La sacralité de l'Administration (avec un grand A), de sa toute puissance et de l'indivisibilité de la république érigée en dogme, n'ont jamais permis d'intégrer les nationalités historiques dans un espace d'entendement mutuel, respectueux des autonomies et des identités.

Aujourd'hui, Madame LAGARDE confirme la suppression de 34.000 postes de fonctionnaires, dans le cadre du "non-remplacement d'un fonctionnaire sur deux partant à la retraite". Le gouvernement appliquera "strictement en 2010 la règle du non-remplacement d'un fonctionnaire sur deux partant à la retraite". La ministre confirme ainsi une information paru dans le quotidien Les Echos, selon lequel entre 33.000 et 35.000 postes de fonctionnaires seront supprimés en 2010. Avec 68.500 départs, l'économie devrait être de 956 millions d'euros, selon les chiffres du quotidien. La moitié devrait être affectée au pouvoir d'achat des agents. Selon les chiffres que s'est procuré le journal, le taux de non-remplacement en 2008 s'est limité à 33%. En 2009, il devrait atteindre 44%, et 50% en 2010.

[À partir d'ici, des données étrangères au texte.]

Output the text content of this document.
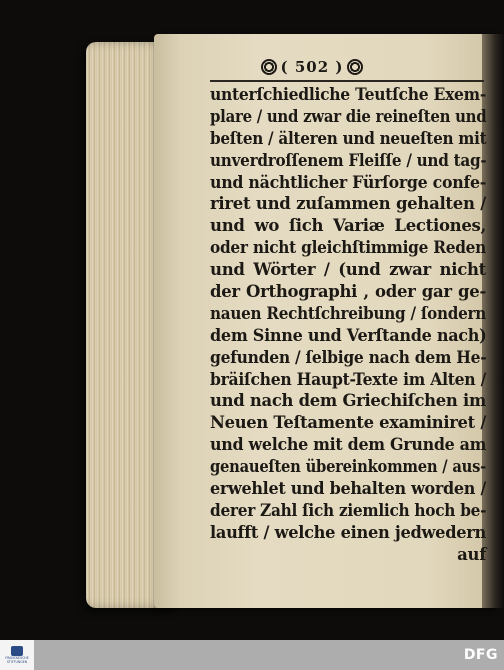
( 502 )
unterſchiedliche Teutſche Exem-
plare / und zwar die reineſten und
beſten / älteren und neueſten mit
unverdroſſenem Fleiſſe / und tag-
und nächtlicher Fürſorge confe-
riret und zuſammen gehalten /
und wo ſich Variæ Lectiones,
oder nicht gleichſtimmige Reden
und Wörter / (und zwar nicht
der Orthographi , oder gar ge-
nauen Rechtſchreibung / ſondern
dem Sinne und Verſtande nach)
gefunden / ſelbige nach dem He-
bräiſchen Haupt-Texte im Alten /
und nach dem Griechiſchen im
Neuen Teſtamente examiniret /
und welche mit dem Grunde am
genaueſten übereinkommen / aus-
erwehlet und behalten worden /
derer Zahl ſich ziemlich hoch be-
laufft / welche einen jedwedern
auf
FRANCKESCHE STIFTUNGEN	DFG
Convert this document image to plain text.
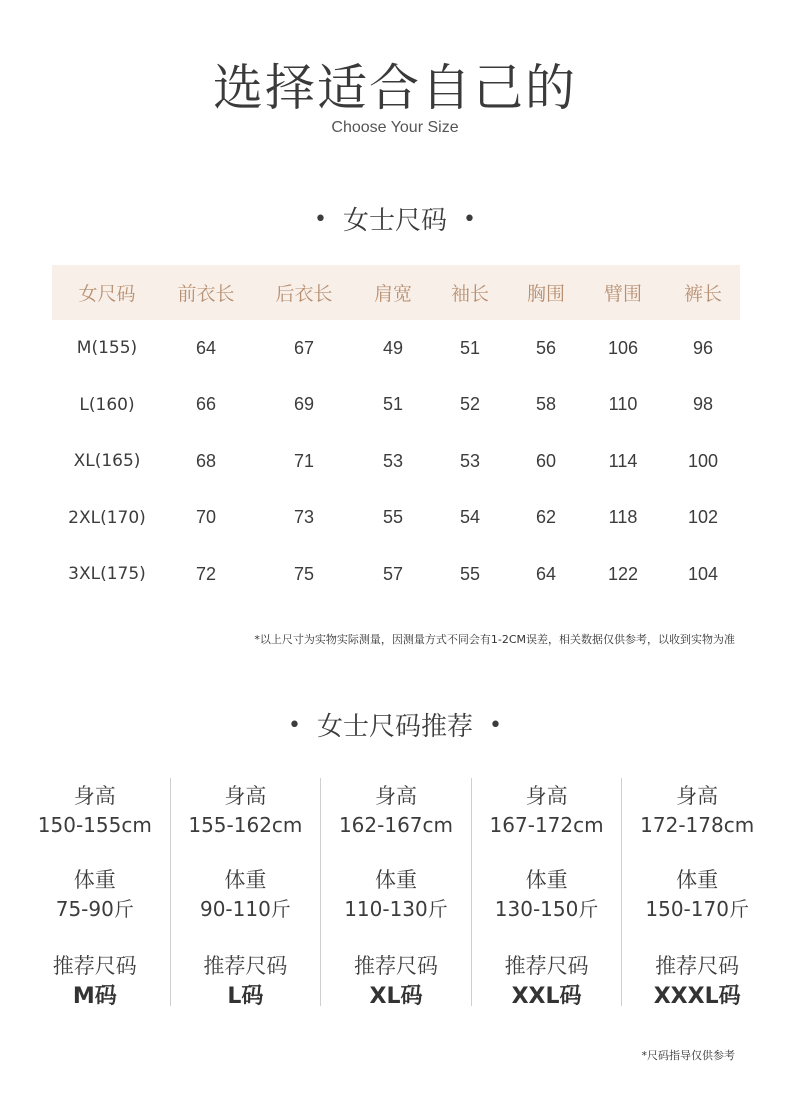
选择适合自己的
Choose Your Size
• 女士尺码 •
女尺码	前衣长	后衣长	肩宽	袖长	胸围	臂围	裤长
M(155)	64	67	49	51	56	106	96
L(160)	66	69	51	52	58	110	98
XL(165)	68	71	53	53	60	114	100
2XL(170)	70	73	55	54	62	118	102
3XL(175)	72	75	57	55	64	122	104
*以上尺寸为实物实际测量，因测量方式不同会有1-2CM误差，相关数据仅供参考，以收到实物为准
• 女士尺码推荐 •
身高
150-155cm
体重
75-90斤
推荐尺码
M码
身高
155-162cm
体重
90-110斤
推荐尺码
L码
身高
162-167cm
体重
110-130斤
推荐尺码
XL码
身高
167-172cm
体重
130-150斤
推荐尺码
XXL码
身高
172-178cm
体重
150-170斤
推荐尺码
XXXL码
*尺码指导仅供参考
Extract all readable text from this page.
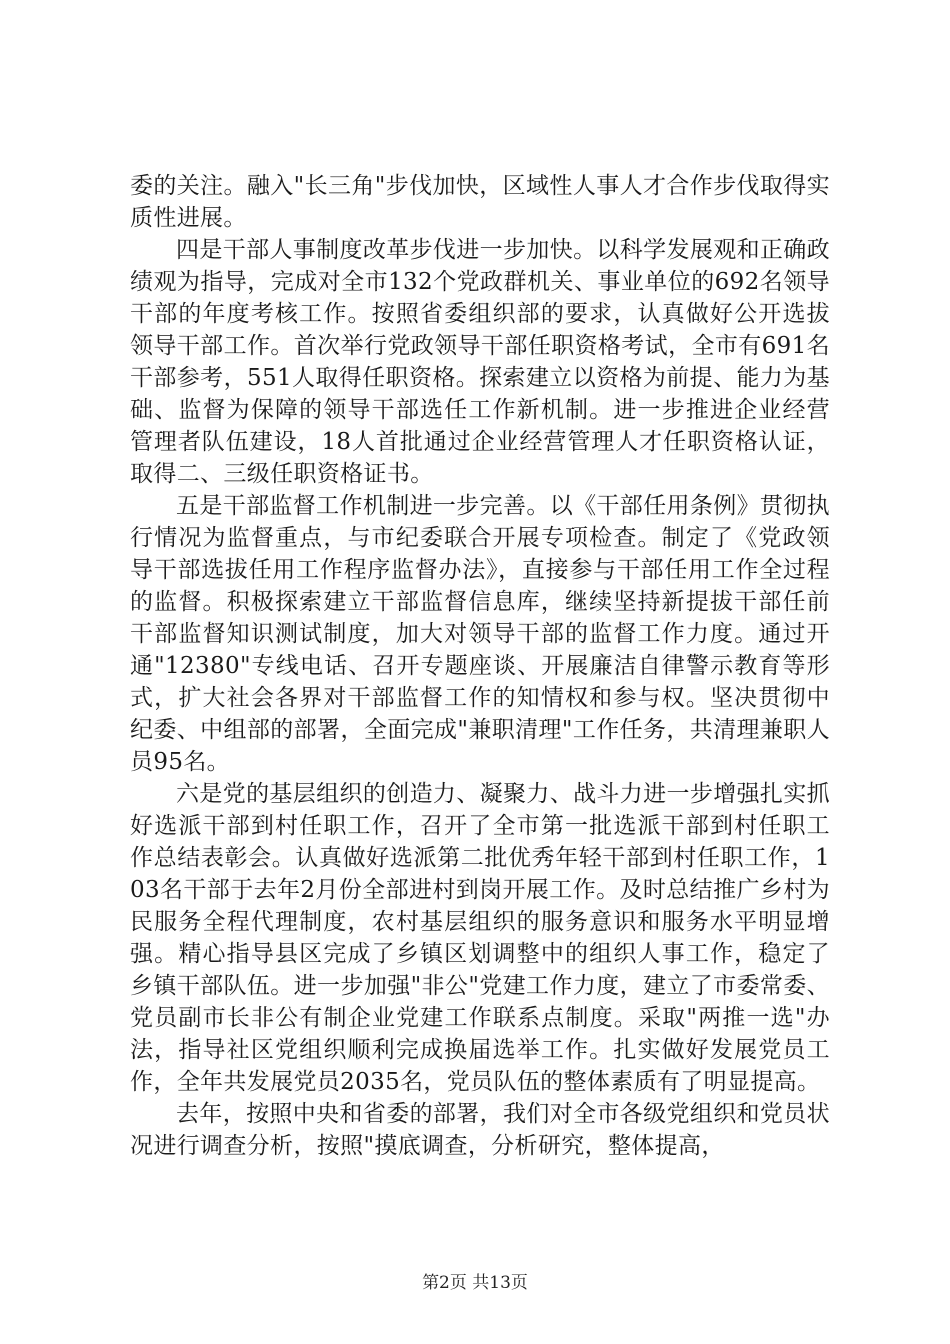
委的关注。融入"长三角"步伐加快，区域性人事人才合作步伐取得实质性进展。

四是干部人事制度改革步伐进一步加快。以科学发展观和正确政绩观为指导，完成对全市132个党政群机关、事业单位的692名领导干部的年度考核工作。按照省委组织部的要求，认真做好公开选拔领导干部工作。首次举行党政领导干部任职资格考试，全市有691名干部参考，551人取得任职资格。探索建立以资格为前提、能力为基础、监督为保障的领导干部选任工作新机制。进一步推进企业经营管理者队伍建设，18人首批通过企业经营管理人才任职资格认证，取得二、三级任职资格证书。

五是干部监督工作机制进一步完善。以《干部任用条例》贯彻执行情况为监督重点，与市纪委联合开展专项检查。制定了《党政领导干部选拔任用工作程序监督办法》，直接参与干部任用工作全过程的监督。积极探索建立干部监督信息库，继续坚持新提拔干部任前干部监督知识测试制度，加大对领导干部的监督工作力度。通过开通"12380"专线电话、召开专题座谈、开展廉洁自律警示教育等形式，扩大社会各界对干部监督工作的知情权和参与权。坚决贯彻中纪委、中组部的部署，全面完成"兼职清理"工作任务，共清理兼职人员95名。

六是党的基层组织的创造力、凝聚力、战斗力进一步增强扎实抓好选派干部到村任职工作，召开了全市第一批选派干部到村任职工作总结表彰会。认真做好选派第二批优秀年轻干部到村任职工作，103名干部于去年2月份全部进村到岗开展工作。及时总结推广乡村为民服务全程代理制度，农村基层组织的服务意识和服务水平明显增强。精心指导县区完成了乡镇区划调整中的组织人事工作，稳定了乡镇干部队伍。进一步加强"非公"党建工作力度，建立了市委常委、党员副市长非公有制企业党建工作联系点制度。采取"两推一选"办法，指导社区党组织顺利完成换届选举工作。扎实做好发展党员工作，全年共发展党员2035名，党员队伍的整体素质有了明显提高。

去年，按照中央和省委的部署，我们对全市各级党组织和党员状况进行调查分析，按照"摸底调查，分析研究，整体提高，

第2页 共13页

Nous nous réjouissons de cette bonne nouvelle et demandons au gouvernement et aux régions de mettre en oeuvre dès maintenant, au niveau des régions et des départements, un plan de non-remplacement des fonctionnaires territoriaux partant en retraite et de remplacer ces départs par des contrats de services entre les communes, la région et des entreprises spécialisées, sur appels d'offre. Il ne s'agit pas de recréer une administration pléthorique, il s'agit bien au contraire de gérer, au mieux, les finances publiques ( qui sont à la base des fonds privés) et de donner collectivement une âme entrepreneuriale aux communes et régions.

Notre construction du fédéralisme prendrait alors une direction différente de celle qui a présidé à l'avènement de la république française et jacobine.

Faisons face à cette première phase de déconstruction préalable d'un état jacobin, autoritaire parce que fragile, dispendieux parce que centralisé et rongé de l'intérieur par le cancer de la fonction publique, pour ensuite le reconstruire à notre gré.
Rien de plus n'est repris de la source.